12. I like linking to Dave, Doc, Evan, and Cam.
13. Blogging is theraputic.
14. Pictures of myself are not obligatory.
15. I visit every site in my blogroller regularly.
16. I won't post for the sake of posting.
17. I have a life outside of blogging.
18. I have registered my blogging tool(s).
19. I may criticize other bloggers, not harass them.
20. I have the right to revise a post.
21. When blogging becomes a chore, I'll quit doing it.
22. I've given something back to the blogging community.
23. If I want to complain about something, I will.
24. If I want to praise something, I will.
25. I am not the best blogger on the planet.

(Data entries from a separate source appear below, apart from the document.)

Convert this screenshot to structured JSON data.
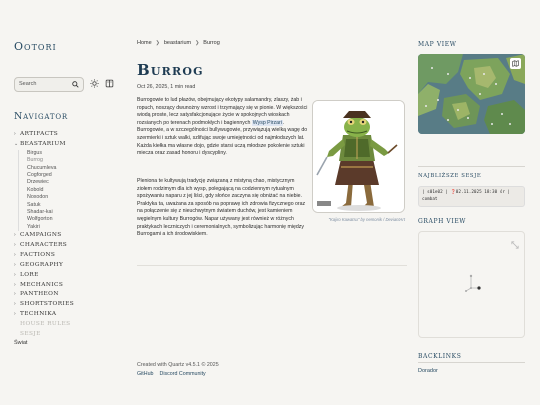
{
  "site": {
    "title": "Ootori"
  },
  "search": {
    "label": "Search"
  },
  "nav": {
    "title": "Navigator",
    "items": [
      {
        "label": "Artifacts",
        "open": false
      },
      {
        "label": "Beastarium",
        "open": true
      },
      {
        "label": "Campaigns",
        "open": false
      },
      {
        "label": "Characters",
        "open": false
      },
      {
        "label": "Factions",
        "open": false
      },
      {
        "label": "Geography",
        "open": false
      },
      {
        "label": "Lore",
        "open": false
      },
      {
        "label": "Mechanics",
        "open": false
      },
      {
        "label": "Pantheon",
        "open": false
      },
      {
        "label": "Shortstories",
        "open": false
      },
      {
        "label": "Technika",
        "open": false
      }
    ],
    "beastarium_sub": [
      "Birgus",
      "Burrog",
      "Chucumleva",
      "Cogforged",
      "Drzewiec",
      "Kobold",
      "Noxodon",
      "Satuk",
      "Shadar-kai",
      "Wolfgorton",
      "Yakiri"
    ],
    "active_sub": "Burrog",
    "faded_items": [
      "House rules",
      "Sesje"
    ],
    "bottom": "Świat"
  },
  "breadcrumb": [
    "Home",
    "beastarium",
    "Burrog"
  ],
  "page": {
    "title": "Burrog",
    "meta": "Oct 26, 2025, 1 min read",
    "p1_before": "Burrogowie to lud płazów, obejmujący ekotypy salamandry, zlaszy, żab i ropuch, noszący dwunożny wzrost i trzymający się w pionie. W większości wiodą proste, lecz satysfakcjonujące życie w spokojnych wioskach rozsianych po terenach podmokłych i bagiennych ",
    "p1_link": "Wysp Pirzari",
    "p1_after": ". Burrogowie, a w szczególności bullywugowie, przywiązują wielką wagę do szermierki i sztuk walki, szlifując swoje umiejętności od najmłodszych lat. Każda kiełka ma własne dojo, gdzie starsi uczą młodsze pokolenie sztuki miecza oraz zasad honoru i dyscypliny.",
    "p2": "Pleniona te kultywują tradycję związaną z mistyną chao, mistycznym ziołem rodzimym dla ich wysp, polegającą na codziennym rytualnym spożywaniu naparu z jej liści, gdy słońce zaczyna się obniżać na niebie. Praktyka ta, uważana za sposób na poprawę ich zdrowia fizycznego oraz na połączenie się z nieuchwytnym światem duchów, jest kamieniem węgielnym kultury Burrogów. Napar używany jest również w różnych praktykach leczniczych i ceremonialnych, symbolizując harmonię między Burrogami a ich środowiskiem.",
    "caption": "\"Kajiro Kawatsu\" by nemonik / DeviantArt"
  },
  "footer": {
    "created": "Created with Quartz v4.5.1 © 2025",
    "links": [
      "GitHub",
      "Discord Community"
    ]
  },
  "right": {
    "map_title": "Map View",
    "sessions_title": "Najbliższe sesje",
    "sessions_text": "| s01e02 | ❓02.11.2025 18:30 śr | combat",
    "graph_title": "Graph View",
    "backlinks_title": "Backlinks",
    "backlink": "Dorador"
  },
  "colors": {
    "accent": "#284b63",
    "bg": "#f6f5f2",
    "highlight": "#dfe6f2"
  },
  "icons": [
    "search-icon",
    "sun-icon",
    "book-icon",
    "chevron-right-icon",
    "chevron-down-icon",
    "map-icon",
    "expand-icon"
  ]
}
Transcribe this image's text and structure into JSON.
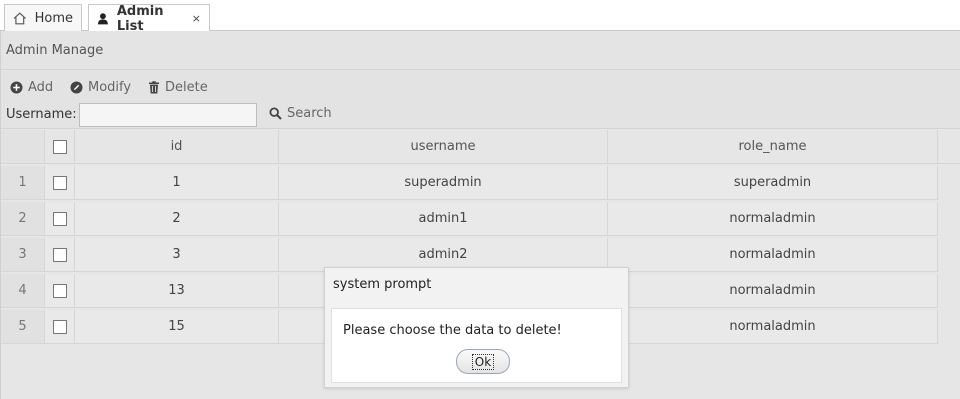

26. I don't have to explain myself to you.
My Morning Cup-a Blog
When I get up in the morning, the first thing I do is turn on my computer and check my email and blog comments. I guess that's a pattern leftover from my former office job, where I also used to spend some time in the a.m. checking in with everyone and starting topical discussions that we would continue throughout the day. That's another activity that blogging has replaced. It was very frustrated this morning when Blogger wouldn't accept my posts -- threw my whole day off. I actually got some dusting done, which I had to do because my allergies are giving me terrible sinusitis. (Are there people out there who actually dust regularly? I don't even vacuum regularly!)